Луиза и Марк разобрали аппарат Карлоса. Марк использовал кое-какие его детали для усовершенствования собственного агрегата. Теперь тот испускал яркую вспышку, сопровождаемую оглушительным грохотом, за которым следовал клуб дыма. Марк решил, что теперь может подать заявку на какой-нибудь очень престижный научно-исследовательский грант.
Луиза взяла от аппарата Карлоса огромную металлическую раму, чтобы разбить небольшую картофельную плантацию.
– Это будут самые разочаровывающие картофелины из всех, что я выращивала, – заявила она. Марк согласился, и она поблагодарила его за то, что он поддерживает ее начинания.
– Может, как-нибудь выпьем по стаканчику? – предложил Марк. – В смысле, это будет не свидание, а так, просто увидимся.
– Извини, – ответила Луиза. – Меня интересуют только картофелины.
– Ладно, – не сдавался Марк. – Тогда выпьем как друзья?
Луиза улыбнулась.
– Нет, – сказала она. А затем снова принялась разочаровываться в картофелинах. Ее и вправду интересовали только они.
Ниланджана вместе с Дэррилом, Стефани и Джамилей занялись поиском людей, лишившихся домов или мест работы. Стефани, назначенная экстренным голосованием собрания верующих церковной старейшиной, основала Фонд радостных последователей по восстановлению Найт-Вэйла (сокращенно ФРПВНВ). Они отправили церковных и городских волонтеров помогать восстанавливать «Большого Рико», школьный спортзал, кофейни, дом Ларри Лероя и многое, многое другое.
Несколько местных предпринимателей оказали материальную помощь, включая щедрое пожертвование от Последнего банка Найт-Вэйла не без содействия его служащего Стива Карлсберга. Ларри пришлось заново собирать свое творческое наследие, но теперь, когда все узнали о его искусстве, он переделал часть своего дома под Народный музей изящных искусств Ларри Лероя на самой окраине города.
Дэррил и Ниланджана, целый день красившие стены нового дома Ларри, рухнули, совершенно вымотанные, на кровать в ее квартире, которая по-прежнему была лишь ее квартирой, но где постоянно появлялись все новые книги Дэррила, его одежда и туалетные принадлежности.
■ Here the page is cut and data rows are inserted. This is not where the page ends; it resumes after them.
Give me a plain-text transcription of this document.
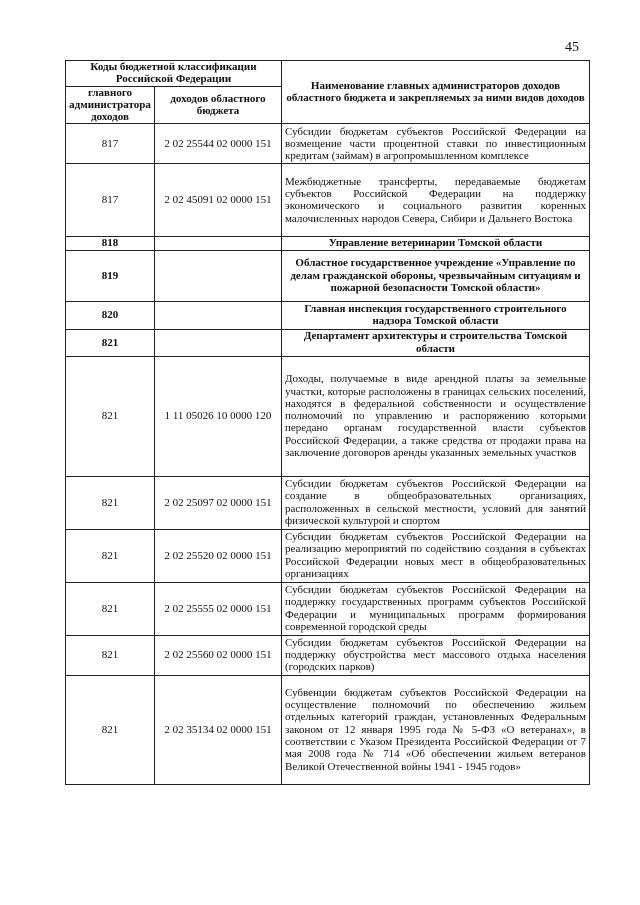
45
Коды бюджетной классификации Российской Федерации		Наименование главных администраторов доходов областного бюджета и закрепляемых за ними видов доходов
главного администратора доходов	доходов областного бюджета	
817	2 02 25544 02 0000 151	Субсидии бюджетам субъектов Российской Федерации на возмещение части процентной ставки по инвестиционным кредитам (займам) в агропромышленном комплексе
817	2 02 45091 02 0000 151	Межбюджетные трансферты, передаваемые бюджетам субъектов Российской Федерации на поддержку экономического и социального развития коренных малочисленных народов Севера, Сибири и Дальнего Востока
818		Управление ветеринарии Томской области
819		Областное государственное учреждение «Управление по делам гражданской обороны, чрезвычайным ситуациям и пожарной безопасности Томской области»
820		Главная инспекция государственного строительного надзора Томской области
821		Департамент архитектуры и строительства Томской области
821	1 11 05026 10 0000 120	Доходы, получаемые в виде арендной платы за земельные участки, которые расположены в границах сельских поселений, находятся в федеральной собственности и осуществление полномочий по управлению и распоряжению которыми передано органам государственной власти субъектов Российской Федерации, а также средства от продажи права на заключение договоров аренды указанных земельных участков
821	2 02 25097 02 0000 151	Субсидии бюджетам субъектов Российской Федерации на создание в общеобразовательных организациях, расположенных в сельской местности, условий для занятий физической культурой и спортом
821	2 02 25520 02 0000 151	Субсидии бюджетам субъектов Российской Федерации на реализацию мероприятий по содействию создания в субъектах Российской Федерации новых мест в общеобразовательных организациях
821	2 02 25555 02 0000 151	Субсидии бюджетам субъектов Российской Федерации на поддержку государственных программ субъектов Российской Федерации и муниципальных программ формирования современной городской среды
821	2 02 25560 02 0000 151	Субсидии бюджетам субъектов Российской Федерации на поддержку обустройства мест массового отдыха населения (городских парков)
821	2 02 35134 02 0000 151	Субвенции бюджетам субъектов Российской Федерации на осуществление полномочий по обеспечению жильем отдельных категорий граждан, установленных Федеральным законом от 12 января 1995 года № 5-ФЗ «О ветеранах», в соответствии с Указом Президента Российской Федерации от 7 мая 2008 года № 714 «Об обеспечении жильем ветеранов Великой Отечественной войны 1941 - 1945 годов»
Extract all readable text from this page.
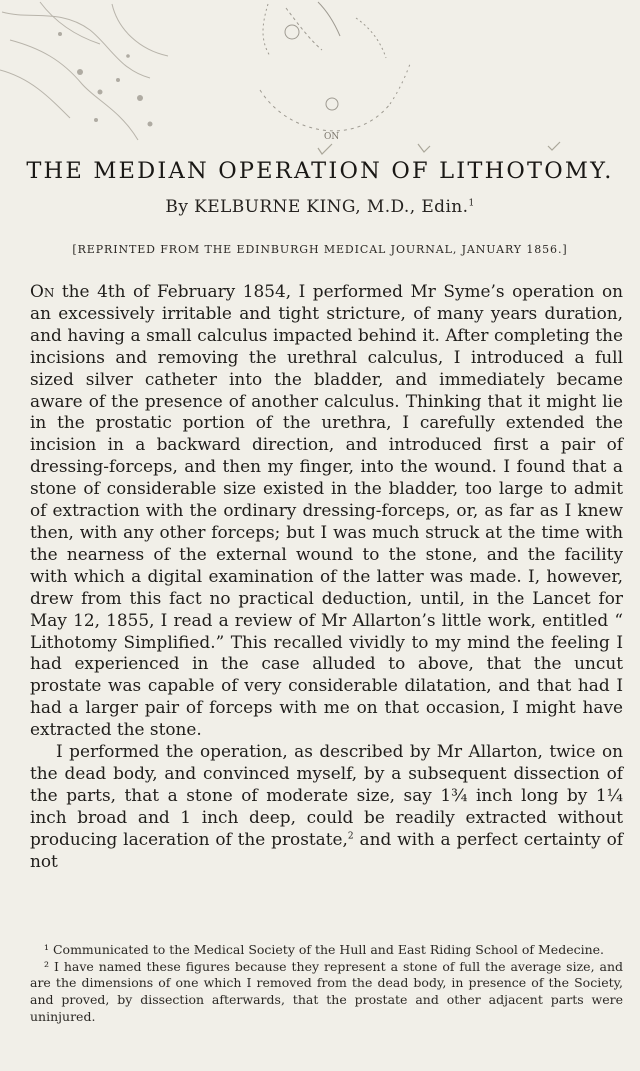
ON
THE MEDIAN OPERATION OF LITHOTOMY.
By KELBURNE KING, M.D., Edin.$^1$
[REPRINTED FROM THE EDINBURGH MEDICAL JOURNAL, JANUARY 1856.]

On the 4th of February 1854, I performed Mr Syme’s operation on an excessively irritable and tight stricture, of many years duration, and having a small calculus impacted behind it. After completing the incisions and removing the urethral calculus, I introduced a full sized silver catheter into the bladder, and immediately became aware of the presence of another calculus. Thinking that it might lie in the prostatic portion of the urethra, I carefully extended the incision in a backward direction, and introduced first a pair of dressing-forceps, and then my finger, into the wound. I found that a stone of considerable size existed in the bladder, too large to admit of extraction with the ordinary dressing-forceps, or, as far as I knew then, with any other forceps; but I was much struck at the time with the nearness of the external wound to the stone, and the facility with which a digital examination of the latter was made. I, however, drew from this fact no practical deduction, until, in the Lancet for May 12, 1855, I read a review of Mr Allarton’s little work, entitled “ Lithotomy Simplified.” This recalled vividly to my mind the feeling I had experienced in the case alluded to above, that the uncut prostate was capable of very considerable dilatation, and that had I had a larger pair of forceps with me on that occasion, I might have extracted the stone.

I performed the operation, as described by Mr Allarton, twice on the dead body, and convinced myself, by a subsequent dissection of the parts, that a stone of moderate size, say 1¾ inch long by 1¼ inch broad and 1 inch deep, could be readily extracted without producing laceration of the prostate,$^2$ and with a perfect certainty of not

¹ Communicated to the Medical Society of the Hull and East Riding School of Medecine.

² I have named these figures because they represent a stone of full the average size, and are the dimensions of one which I removed from the dead body, in presence of the Society, and proved, by dissection afterwards, that the prostate and other adjacent parts were uninjured.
Ниланджана погрузилась в объятия Дэррила и вздохнула. Он тоже вздохнул. Это были счастливые, усталые вздохи.
– Спасибо тебе, – сказал Дэррил.
– За что? – пробормотала она.
– Я никогда об этом не говорил с тех пор, э-э-э, как началась эта заваруха с многоножкой, но мне было нелегко понять, что я делаю со своей жизнью, к чему привела меня церковь. – Он умолк, стараясь подобрать нужные слова сквозь дымку наваливающегося сна и алкоголя. – Когда мы прикончили это чудище, я был счастлив, потому что мы оказались в безопасности, но я также понимал, что мы убили бога. Мы убили бога нашей веры, и, понимаешь, я больше не мог рассматривать его как метафору. Я не мог вернуться к прежнему мышлению. А потом еще тот факт, что мой пастор, которой я верил и за кем следовал, пыталась уничтожить Найт-Вэйл.
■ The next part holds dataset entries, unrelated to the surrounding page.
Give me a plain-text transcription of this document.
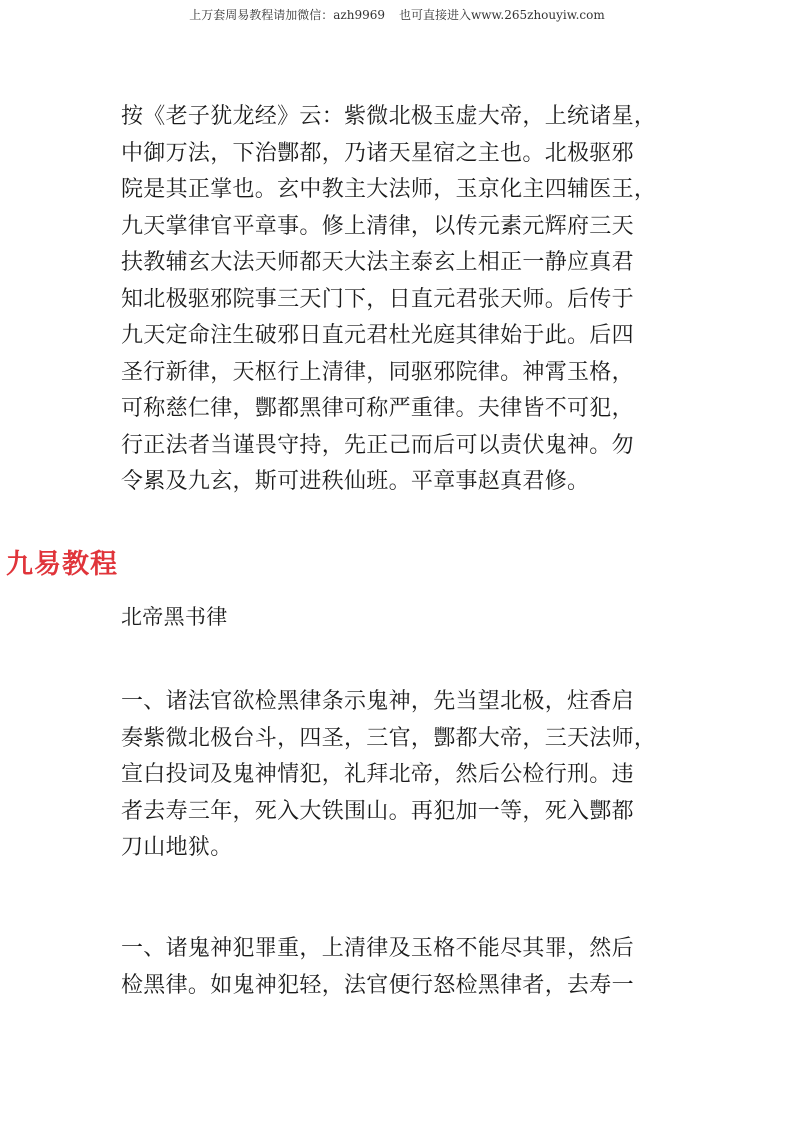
上万套周易教程请加微信：azh9969 也可直接进入www.265zhouyiw.com
九易教程
按《老子犹龙经》云：紫微北极玉虚大帝，上统诸星，
中御万法，下治酆都，乃诸天星宿之主也。北极驱邪
院是其正掌也。玄中教主大法师，玉京化主四辅医王，
九天掌律官平章事。修上清律，以传元素元辉府三天
扶教辅玄大法天师都天大法主泰玄上相正一静应真君
知北极驱邪院事三天门下，日直元君张天师。后传于
九天定命注生破邪日直元君杜光庭其律始于此。后四
圣行新律，天枢行上清律，同驱邪院律。神霄玉格，
可称慈仁律，酆都黑律可称严重律。夫律皆不可犯，
行正法者当谨畏守持，先正己而后可以责伏鬼神。勿
令累及九玄，斯可进秩仙班。平章事赵真君修。
北帝黑书律
一、诸法官欲检黑律条示鬼神，先当望北极，炷香启
奏紫微北极台斗，四圣，三官，酆都大帝，三天法师，
宣白投词及鬼神情犯，礼拜北帝，然后公检行刑。违
者去寿三年，死入大铁围山。再犯加一等，死入酆都
刀山地狱。
一、诸鬼神犯罪重，上清律及玉格不能尽其罪，然后
检黑律。如鬼神犯轻，法官便行怒检黑律者，去寿一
Я очень из-за этого переживал и хотел выйти из церкви, потому что она больше для меня ничего не значила. Но это восстановление дало мне какой-то смысл. Или не мне. Оно показало смысл церкви для меня. Наш бог мертв, но и многие другие боги мертвы. От этого они не становятся… менее значимыми, что ли. Самое главное – это живые люди рядом со мной, работающие ради общего дела и разделяющие общие ценности. Стефани и Джамиля. Они по-прежнему верят. А я, по-моему, больше не верю. К тому же мне кажется, что мне и не надо больше верить. Религия может быть тем, что ты делаешь, а не тем, во что веришь. И это может иметь такой же смысл.
Дэррил отхлебнул вина, больше чтобы скрыть застенчивость, которую испытывал, говоря все это, нежели чтобы насладиться довольно-таки средненьким каберне. Он говорил совершенно искренне и высказался серьезно и от души. Выстраивая новые отношения со своей религией, избавившись от необходимости абсолютной веры в божественную радость, он открыл в себе что-то новое и теперь говорил без сарказма и фальши.
– Для меня огромное значение имеет то, что ты оказалась рядом со мной, Ниланджана. Спасибо тебе.
– Это классно. Не за что. – Она ткнулась спиной ему в подмышку и довольно об нее потерлась.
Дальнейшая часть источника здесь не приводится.